Some of the Italians interned were visitors to the United States, such as waiters working at the World’s Fair in New York or sailors on visiting cruise ships, but many were Italian-Americans who had lived in the United States for decades without violating any laws or without giving the government any factual basis for designating them as enemies. Some were editors of Italian newspapers, bankers, or other professionals. Many had adult children serving in the United States military, fighting against Axis nations, including Mussolini’s Italy.
Italian-Americans on the West Coast were greatly affected, because its enforcing general, Lieutenant General John DeWitt of the Western Defense Command, was so vigorous in his enforcement of the presidential orders. In addition, the government believed that the coasts of the United States were especially vulnerable to communication with the enemy. Italian-Americans were registered as enemy aliens en masse and as many as 52,000 Italian-Americans on the West Coast had their daily travels confined to “exclusionary zones” and were subject to dusk-to-dawn curfews. For example, the father of baseball great Joe DiMaggio was not permitted to visit his son’s restaurant on Fisherman’s Wharf because it lay outside his exclusionary zone. Fishermen and sailors were particularly targeted for this reason. Many were no longer allowed to work as fishermen, and in some instances had their boats seized.
Italian-American residents of the East Coast registered en masse as enemy aliens. They were not permitted to travel without their registration booklet and were subject to inspection and search on demand. Many had their homes searched for flashlights and radios, and this property was confiscated on the belief that it could be used to signal enemy submarines and warships off the East Coast. As on the West Coast, the fishing business on East Coast port cities such as Philadelphia, Boston, and Gloucester were affected. Fishermen were not permitted to fish, even if it supported their families; in Boston alone, 200 fishermen were grounded.
The status of enemy alien was eventually lifted, but the suspicion, hard feelings, and monetary losses remained. To date, no reparations have been demanded or paid to any Italian-American interned and no reimbursement has ever been made to them for any property confiscated.

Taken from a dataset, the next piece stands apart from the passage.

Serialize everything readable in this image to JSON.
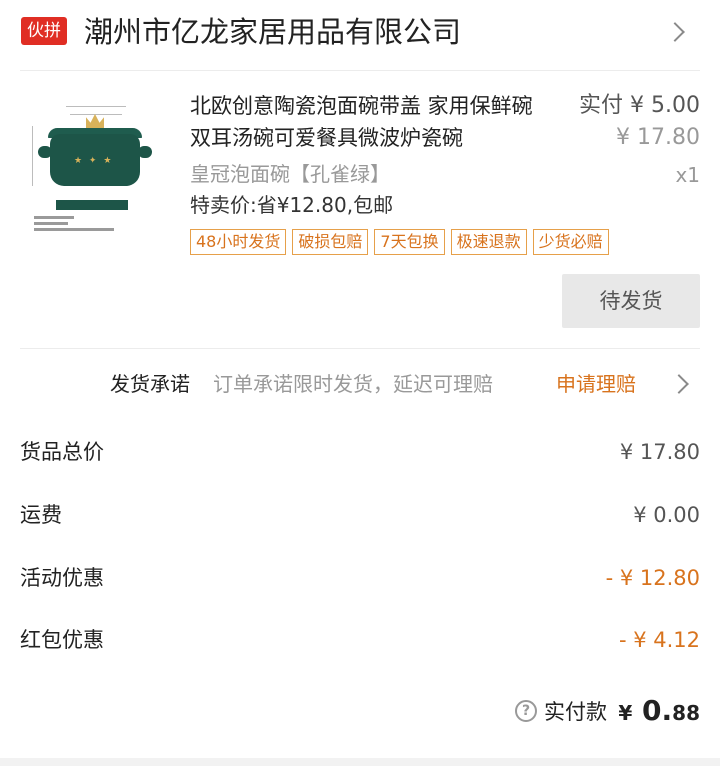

In 1999, as a result of lobbying by the Italian-American community, the United States Congress addressed the treatment of Italian-Americans during World War II, which resulted in House Resolution 2442, acknowledging that the United States violated the civil rights of Italian-Americans during World War II. The bill was passed by the House of Representatives in 1999, in the Senate in 2000, and signed by President Clinton in the same year.
This chapter in American history represents a turbulent confluence of war, law, and family. It wasn’t the first time that civil liberties have been set aside in times of armed conflict, and it won’t be the last. You don’t need me to tell you that history is on a loop. More recently, the September 11 terrorist attacks and the war with Iraq have raised a number of legal issues regarding the suspension of civil liberties during wartime. This summer the Supreme Court will decide questions concerning the rights of “enemy aliens” and “enemy combatants,” including the right to sue in U.S. courts for unlawful detention in internment camps. As long as there is armed conflict — whether abroad or domestic — these legal, political, and emotional issues will recur, and will shape the contours of justice.